Présentation de l’éditeur. « C’est l’histoire méconnue d’un grand combat écologique gagné en France il y a 30 ans qui sert de modèle encore aujourd’hui dans de nombreux pays. De simples citoyens ont fait face aux grands lobbies et à la puissance politique et publique pour préserver le site naturel de Serre de la Fare, dans la vallée de la Haute Loire.
Alain Bujak est allé à la rencontre de ces hommes et ces femmes qui ont combattu ce projet de construction mais surtout qui ont su proposer d’autres solutions capables de se protéger des crues du fleuve tout en préservant cet espace naturel et ces paysages exceptionnels.

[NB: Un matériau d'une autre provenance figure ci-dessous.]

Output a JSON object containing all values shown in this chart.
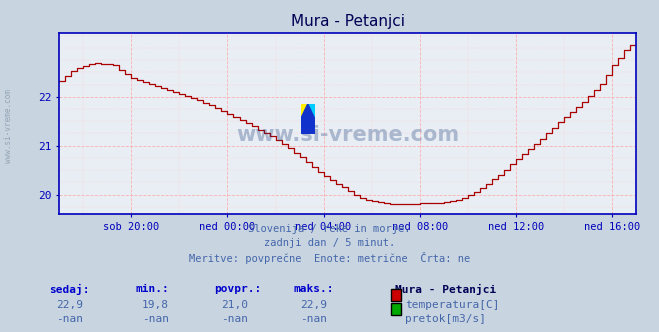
{
  "title": "Mura - Petanjci",
  "bg_color": "#c8d4e0",
  "plot_bg_color": "#e8eef4",
  "grid_color_major": "#ffaaaa",
  "grid_color_minor": "#ffd0d0",
  "line_color": "#aa0000",
  "axis_color": "#0000bb",
  "text_color": "#4466aa",
  "title_color": "#000055",
  "ylim": [
    19.6,
    23.3
  ],
  "yticks": [
    20,
    21,
    22
  ],
  "ytick_labels": [
    "20",
    "21",
    "22"
  ],
  "xlim_steps": 288,
  "x_tick_positions": [
    36,
    84,
    132,
    180,
    228,
    276
  ],
  "x_tick_labels": [
    "sob 20:00",
    "ned 00:00",
    "ned 04:00",
    "ned 08:00",
    "ned 12:00",
    "ned 16:00"
  ],
  "subtitle_lines": [
    "Slovenija / reke in morje.",
    "zadnji dan / 5 minut.",
    "Meritve: povprečne  Enote: metrične  Črta: ne"
  ],
  "stats_headers": [
    "sedaj:",
    "min.:",
    "povpr.:",
    "maks.:"
  ],
  "stats_values_temp": [
    "22,9",
    "19,8",
    "21,0",
    "22,9"
  ],
  "stats_values_pretok": [
    "-nan",
    "-nan",
    "-nan",
    "-nan"
  ],
  "legend_station": "Mura - Petanjci",
  "legend_temp_label": "temperatura[C]",
  "legend_pretok_label": "pretok[m3/s]",
  "legend_temp_color": "#cc0000",
  "legend_pretok_color": "#00aa00",
  "watermark": "www.si-vreme.com",
  "watermark_color": "#1a3a7a",
  "left_watermark": "www.si-vreme.com",
  "left_watermark_color": "#8899aa"
}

Serre de la Fare. Nous sommes à quelques kilomètres du mont
Gerbier-de-Jonc où la Loire prend sa source. À cet endroit, le fleuve
n’est encore qu’un torrent clair qui coule au sein d’un espace naturel
préservé de toute beauté. Et pourtant il s’en est fallu de peu qu’il
disparaisse sous les eaux.
En 1986, est annoncé la construction du barrage de Serre de la Fare. Un
chantier déclaré d’utilité publique inscrit dans le cadre d’un vaste
projet d’aménagement du bassin versant de la Loire. Un plan
d’investissement de grande envergure, soutenu par l’état. Car il faut
dompter la Loire, le dernier fleuve sauvage, pour se protéger de ses
crues parfois meurtrières, comme celle du 21 septembre 1980 qui fit 8
victimes.
Alain Bujak va rencontrer celles et ceux, de simples citoyens pour la plupart, qui vont s’opposer au projet de construction du barrage. Au sein de l’association Loire Vivante, ils vont, au fil des ans, bloquer le projet mais surtout, vont proposer des solutions alternatives. Six années de combat mené sur tous les fronts : juridique, médiatique, scientifique… qui aboutiront à l’abandon du projet et la mise en place d’un projet d’aménagement basé sur les propositions des opposants ».

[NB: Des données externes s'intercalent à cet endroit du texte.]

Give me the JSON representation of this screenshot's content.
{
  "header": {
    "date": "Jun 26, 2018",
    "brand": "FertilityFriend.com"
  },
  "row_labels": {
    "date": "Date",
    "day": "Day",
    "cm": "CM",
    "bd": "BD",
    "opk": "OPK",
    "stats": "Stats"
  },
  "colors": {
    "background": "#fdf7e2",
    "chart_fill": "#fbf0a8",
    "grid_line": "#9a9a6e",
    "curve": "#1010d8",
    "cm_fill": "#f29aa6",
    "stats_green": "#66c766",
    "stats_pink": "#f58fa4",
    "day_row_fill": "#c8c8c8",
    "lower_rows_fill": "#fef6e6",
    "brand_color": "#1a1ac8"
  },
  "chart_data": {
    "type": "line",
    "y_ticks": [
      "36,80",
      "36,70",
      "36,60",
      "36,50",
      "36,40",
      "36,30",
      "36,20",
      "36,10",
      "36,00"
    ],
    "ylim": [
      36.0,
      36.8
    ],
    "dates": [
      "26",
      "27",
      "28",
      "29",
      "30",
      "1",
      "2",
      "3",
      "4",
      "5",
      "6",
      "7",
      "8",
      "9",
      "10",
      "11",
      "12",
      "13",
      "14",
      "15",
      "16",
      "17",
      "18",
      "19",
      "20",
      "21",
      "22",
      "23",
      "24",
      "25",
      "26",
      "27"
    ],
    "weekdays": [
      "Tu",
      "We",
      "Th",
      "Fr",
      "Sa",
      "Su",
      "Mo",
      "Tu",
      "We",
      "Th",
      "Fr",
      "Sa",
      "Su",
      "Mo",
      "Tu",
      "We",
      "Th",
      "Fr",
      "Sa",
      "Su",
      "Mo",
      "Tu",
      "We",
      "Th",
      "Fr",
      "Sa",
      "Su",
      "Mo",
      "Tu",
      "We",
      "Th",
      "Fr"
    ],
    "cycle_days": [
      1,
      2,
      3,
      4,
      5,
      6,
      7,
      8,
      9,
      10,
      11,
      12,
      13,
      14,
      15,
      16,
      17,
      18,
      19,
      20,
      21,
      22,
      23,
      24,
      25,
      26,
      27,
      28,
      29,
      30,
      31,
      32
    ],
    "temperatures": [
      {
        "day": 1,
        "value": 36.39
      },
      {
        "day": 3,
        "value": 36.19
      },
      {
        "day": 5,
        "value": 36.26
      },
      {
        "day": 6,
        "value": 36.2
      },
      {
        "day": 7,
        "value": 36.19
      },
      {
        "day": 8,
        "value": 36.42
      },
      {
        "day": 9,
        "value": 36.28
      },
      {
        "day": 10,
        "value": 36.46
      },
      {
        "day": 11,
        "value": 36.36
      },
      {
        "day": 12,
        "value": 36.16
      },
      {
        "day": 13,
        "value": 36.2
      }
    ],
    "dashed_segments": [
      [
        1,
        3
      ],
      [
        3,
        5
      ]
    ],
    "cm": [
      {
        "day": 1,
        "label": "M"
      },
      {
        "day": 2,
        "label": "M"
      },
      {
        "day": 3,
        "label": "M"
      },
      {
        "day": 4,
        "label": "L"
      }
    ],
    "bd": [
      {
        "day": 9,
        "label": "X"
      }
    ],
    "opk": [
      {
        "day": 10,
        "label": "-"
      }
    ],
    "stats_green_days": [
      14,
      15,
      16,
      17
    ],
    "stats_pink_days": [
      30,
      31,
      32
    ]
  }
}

Pour qui a parcouru un jour les rives de la Loire, du côté d’Arlempdes (Haute-Loire), l’ineptie du projet du barrage de Serre de la Fare apparaît dans toute son évidence. On a là un gros ruisseau coincé dans une gorge étroite, pas tout à fait une rivière. De gros galets ont été polis par l’eau, parmi quoi filent des poissons. Rien à voir avec le fleuve qu’est devenue la Loire telle qu’on la voie à Nantes ou même à Orléans.
Ce projet de barrage appartient donc à ce qu’on a depuis appelé les GTI : les grands travaux inutiles. UN témoignage de la supériorité de l’homme sur la nature : « la nature n’a pas à contrarier le progrès », pour reprendre la phrase que les auteurs mettent dans la bouche de Jean Royer, puissant maire de Tours qu’il n’a eu de cesse d’agrandir. Entre 1983 à 1995, il est président de l’Établissement public d’aménagement de la Loire et de ses affluents (EPALA [1]). C’est à ce titre qu’il entreprend d’aménager certains secteurs de la Loire, dont celui de Solignac-sur-Loire et du Goudet.
Alain Bujac et Damien Roudeau sont allés rendre visite à ceux qui se sont mobilisés contre le projet, qui fonde bientôt le comité Loire vivante et occupent le terrain : les prémices de ce qu’on appelle aujourd’hui des ZAD. Le récit est ainsi organisé chronologiquement, ce qui permet de bien mettre en lumière les premières actions et leurs limites, ainsi que ses difficultés : il n’y a pas de professionnels de la contestation sociale ; le mouvement ne bénéficie pas de l’appui des élus… Mais on voit, au fur et à mesure, comment cette lutte a gagné en notoriété, et comment s’est développé un ralliement international. On voit également que la sauvegarde de la Loire déborde largement le cadre écologiste : des commerçants acceptent les dépôts de documents ; la liste aux municipales de 1989 obtient un score très honorable, dans une ville de droite.
L’album allie subtilement les photographies et les dessins, à la manière d’un reportage illustré : cela lui donne le rythme nécessaire pour emmener le lecteur au gré des pages. Il repose sur des gens qui n’ont rien de pittoresque ou de marquant : des personnes simples, attachés à leur région. L’un d’entre eux le résume bien : « tous ces moments passés seul sur les bords de la Loire, Jérôme, sculpteur, à laisser aller mes pensées, à me construire… Tout cela allait disparaître…Ce territoire est un point d’ancrage dont j’ai profondément besoin, pour évoluer, réfléchir, créer ».
Notes
[1] Devenu aujourd’hui Établissement public Loire (EPL).